Okay, not really a video game firearm safety course.
A few times in the past couple of weeks I’ve had discussions with people that revolved around new shooters, and bad influences. One of the huge problems you’ll find in urban areas is “thug culture.” It’s bred from lots of different things - disdain for police, rap role-models, and of course, video games.
It seems like just one of those factors feeds the flames of the others and so on and so forth to the point where … well … ridiculousness ensues. Now what we have is firearms being portrayed to young kids in a completely unrealistic light with no basis in reality.
For people who do respect guns and gun ownership, that’s a tough hill to climb - teaching new shooters with impressionable young minds while battling this kind of thug romanticism.
As if rap videos aren’t enough, there are video games out there that glorify disrespect and the thug culture. Now it’s cool to be an uneducated, drug-dealing, gang-banging murderer. Meanwhile the rap stars who promote that lifestyle with so much bling on screen are living their high life in security while their fans who many times are really living in bad neighborhoods where the sound of shots going off is a nightly occurrence are trying to emulate them without the multi-million dollar contracts.

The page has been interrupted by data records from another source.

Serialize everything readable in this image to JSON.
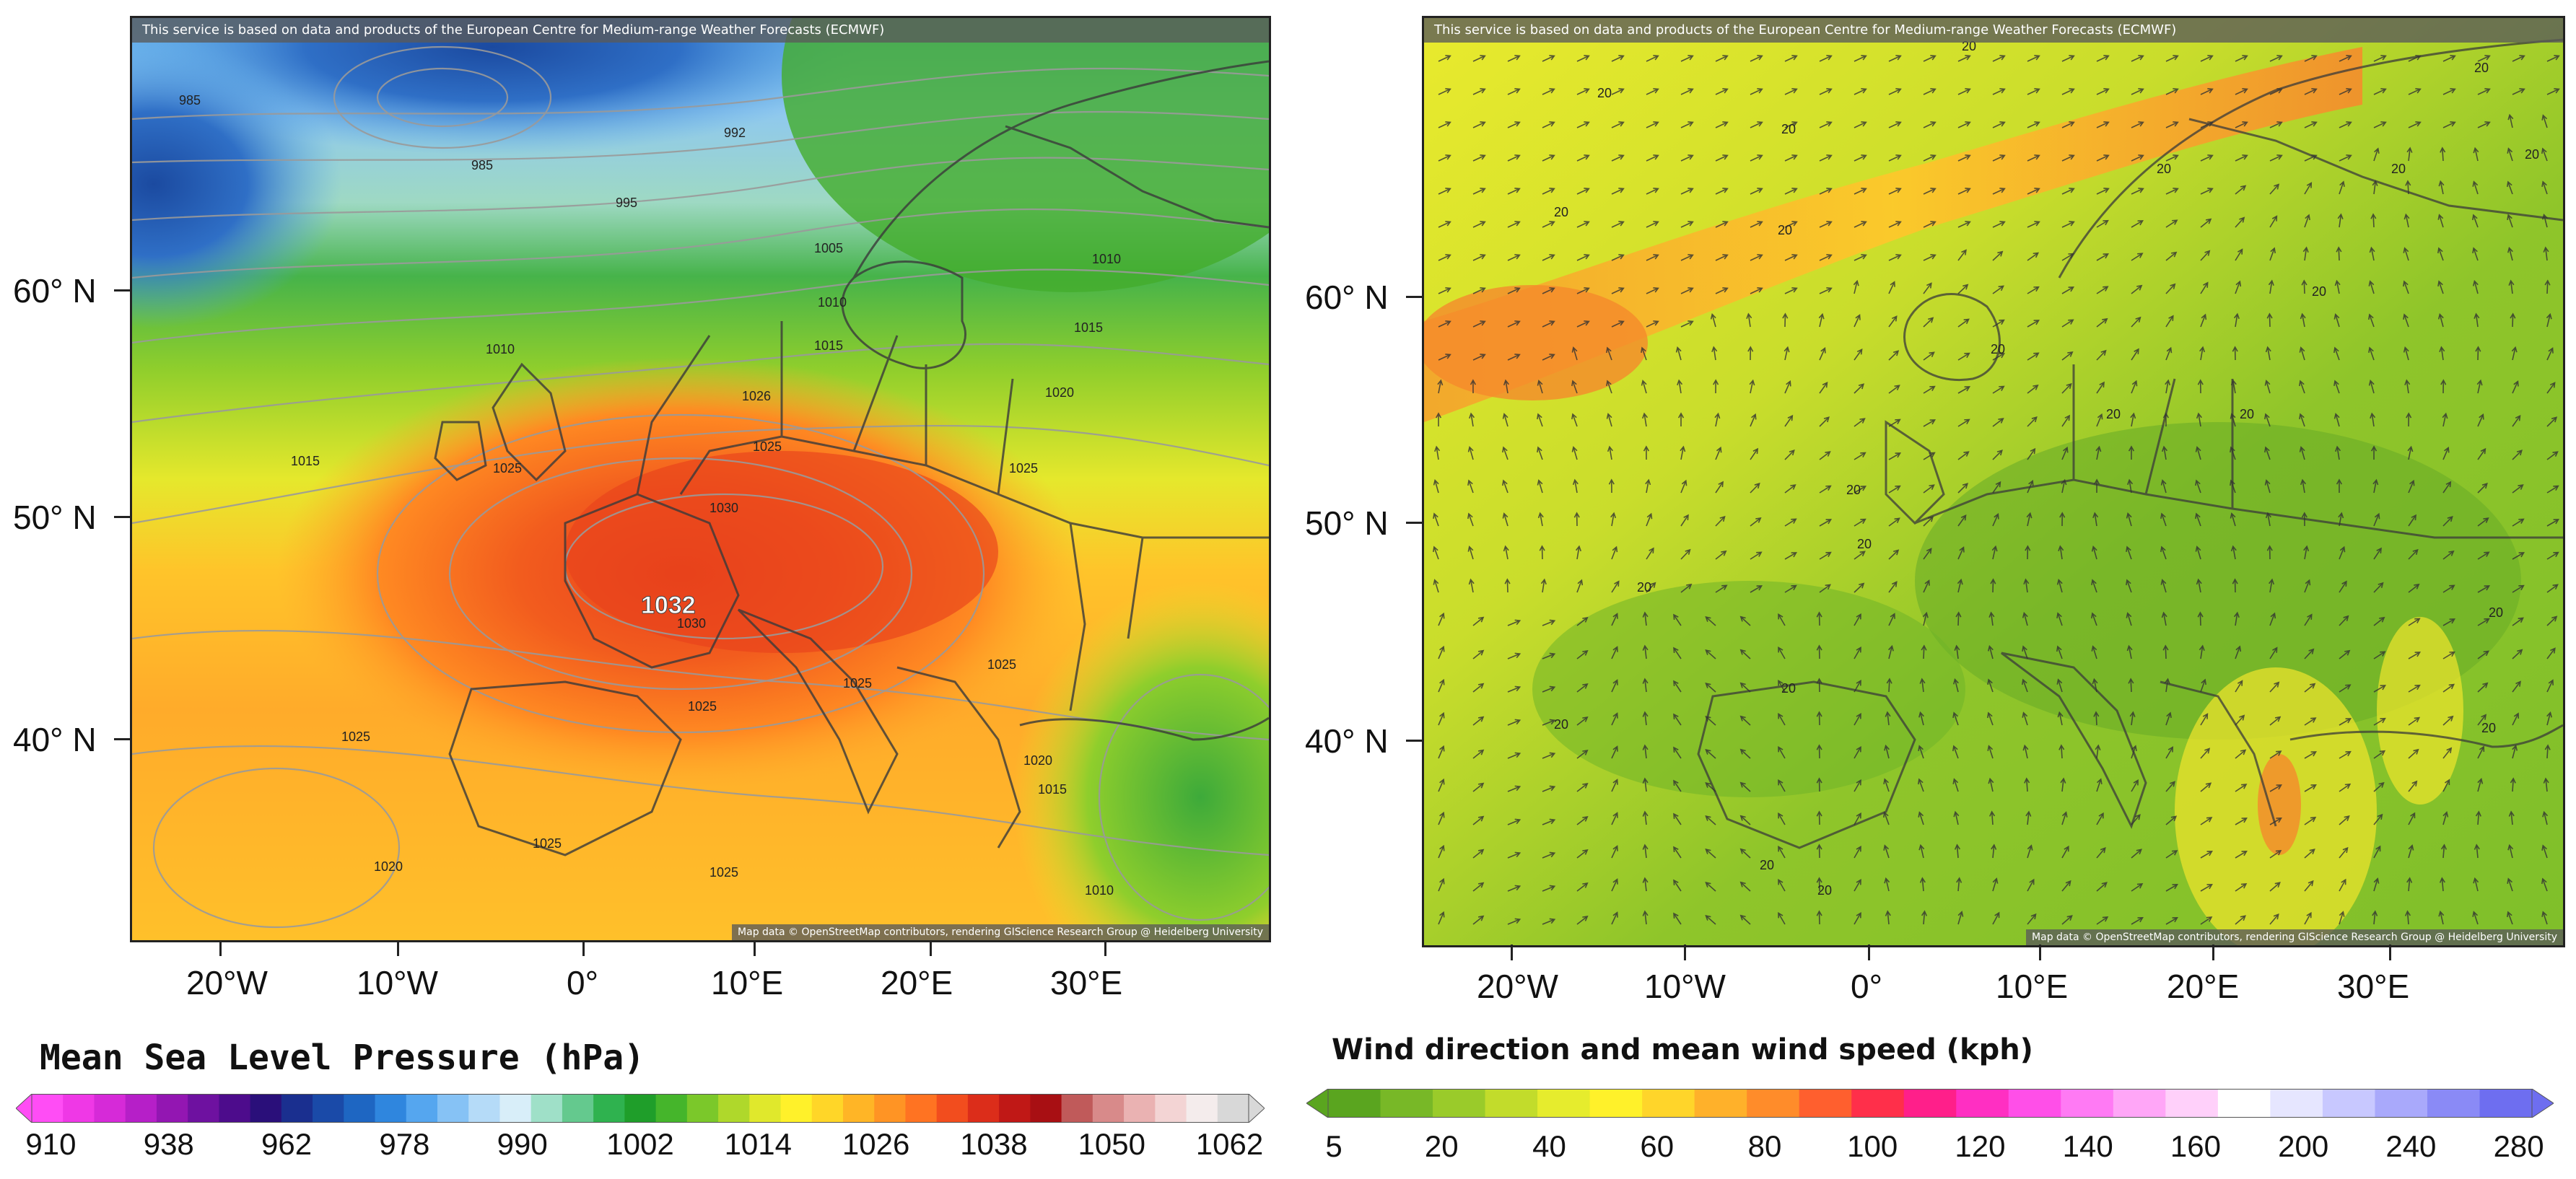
{
  "attribution_top": "This service is based on data and products of the European Centre for Medium-range Weather Forecasts (ECMWF)",
  "attribution_bottom": "Map data © OpenStreetMap contributors, rendering GIScience Research Group @ Heidelberg University",
  "axes": {
    "lat_labels": [
      "60° N",
      "50° N",
      "40° N"
    ],
    "lon_labels": [
      "20°W",
      "10°W",
      "0°",
      "10°E",
      "20°E",
      "30°E"
    ]
  },
  "left_map": {
    "title": "Mean Sea Level Pressure (hPa)",
    "center_high_label": "1032",
    "isobar_labels": [
      "985",
      "992",
      "985",
      "995",
      "1005",
      "1010",
      "1010",
      "1015",
      "1010",
      "1015",
      "1026",
      "1025",
      "1020",
      "1025",
      "1015",
      "1030",
      "1030",
      "1025",
      "1025",
      "1025",
      "1025",
      "1020",
      "1015",
      "1025",
      "1020",
      "1025",
      "1025",
      "1010"
    ],
    "colorbar_labels": [
      "910",
      "938",
      "962",
      "978",
      "990",
      "1002",
      "1014",
      "1026",
      "1038",
      "1050",
      "1062"
    ],
    "colorbar_colors": [
      "#ff4df5",
      "#ef38e6",
      "#d62ad8",
      "#b61fc8",
      "#9316b2",
      "#6e11a0",
      "#4d0c8c",
      "#2a0f7a",
      "#1a2f8f",
      "#1a4aa8",
      "#1e66c2",
      "#2f86de",
      "#55a6ef",
      "#86c2f5",
      "#b5dbf8",
      "#d8eef9",
      "#9fe0c8",
      "#64c98e",
      "#2fb24f",
      "#1f9e2a",
      "#45b52b",
      "#7bc82a",
      "#afd82b",
      "#e0e82c",
      "#fff12a",
      "#ffd628",
      "#ffb526",
      "#ff9424",
      "#ff7322",
      "#f24d1e",
      "#dc2d1a",
      "#c01816",
      "#a80f13",
      "#c05a5a",
      "#d88a8a",
      "#eab2b2",
      "#f3d4d4",
      "#f4ecec",
      "#d8d8d8"
    ]
  },
  "right_map": {
    "title": "Wind direction and mean wind speed (kph)",
    "speed_labels": [
      "20",
      "20",
      "20",
      "20",
      "20",
      "20",
      "20",
      "20",
      "20",
      "20",
      "20",
      "20",
      "20",
      "20",
      "20",
      "20",
      "20",
      "20",
      "20",
      "20",
      "20",
      "20"
    ],
    "colorbar_labels": [
      "5",
      "20",
      "40",
      "60",
      "80",
      "100",
      "120",
      "140",
      "160",
      "200",
      "240",
      "280"
    ],
    "colorbar_colors": [
      "#5aa51f",
      "#78b827",
      "#9acb2a",
      "#c2dc2b",
      "#e6ec2d",
      "#fff12a",
      "#ffd52a",
      "#ffb12a",
      "#ff8c2a",
      "#ff5f2e",
      "#ff2f4a",
      "#ff1f8a",
      "#ff2fc2",
      "#ff4fe8",
      "#ff7af4",
      "#ffa6f7",
      "#ffd0fa",
      "#ffffff",
      "#e6e6ff",
      "#c8c8ff",
      "#a9a9fb",
      "#8a8af6",
      "#6e6ef0"
    ]
  }
}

Have a look at this - a screenshot from a game called “Saint’s Row”:
It’s almost comical, really. How hard is it to train a kid to respect firearms if he’s playing games like this every night with his friends?
And let me state unequivocally here - I’m a gamer. I’ve played Grand Theft Auto, GTA III, Vice City. I grew up with an Atari 2600, cutting my teeth on Pitfall and Combat. I’ve spent hundreds and hundreds of hours with various incarnations of that pudgy little Italian plumber in the overalls, and likewise hundreds running around the land of Zelda.
But these games out now … they’re a little different. Have another look - this one is GTA San Andreas:
Shootouts in the streets, guns being held sideways, drive-by shootings. I’m not going to eviscerate the video game companies for putting these games out (I wish they spent as much time on quality as they did on making a fast buck through shocking screenshots and programming for thugs), and certainly censorship isn’t the answer.
All games come with a rating system, and many like this are rated “M for Mature”. Thing is, you’ve got ignorant parents getting out and buying games like this for their kids without knowing a thing about video games, the content, or anything their child is interested in.
Do these games contribute to a violent society? No, I don’t think so. If you had a game called, “Virtual Church Pastor” where you had to run through a bad neighborhood and get people to stop killing each other, the game wouldn’t make any money. If you played a corrupt Pastor who operated a secret stripper club in the back of his Church who’s objective it was to con as many religious sheep as possible out of all of their money so you could buy more expensive hookers and cars, well you’d have a hit on your hands.
All this comes back full circle to teaching new shooters. How do you do it when this is their only influence and only interaction with firearms. There are kids out there who aren’t teenagers who can identify on sight any one of a dozen different handguns … but they’ve never touched one.
One last screenshot just to drive the point home:
Mercifully, it looks like this collaborative game featuring Snoop Dogg is not going to be made. But look at the screenshot. Two thugs gunning it out at close range in the front yard of a neighborhood, holding guns sideways, with a child’s toy in the yard. I don’t want to sound like a stuffy old guy, but seriously … this is a bad influence. Not because it turns gaming kids into killers - I don’t think there’s enough evidence to that effect - but because it indoctrinates them with a romantic sense of gang-banging and makes it nearly impossible to de-program them.
Take a kid growing up with games like these to the range, and he’ll hold the pistol sideways thinking he could actually hit something by looking cool. It’s sad, because it makes proper education so damn hard.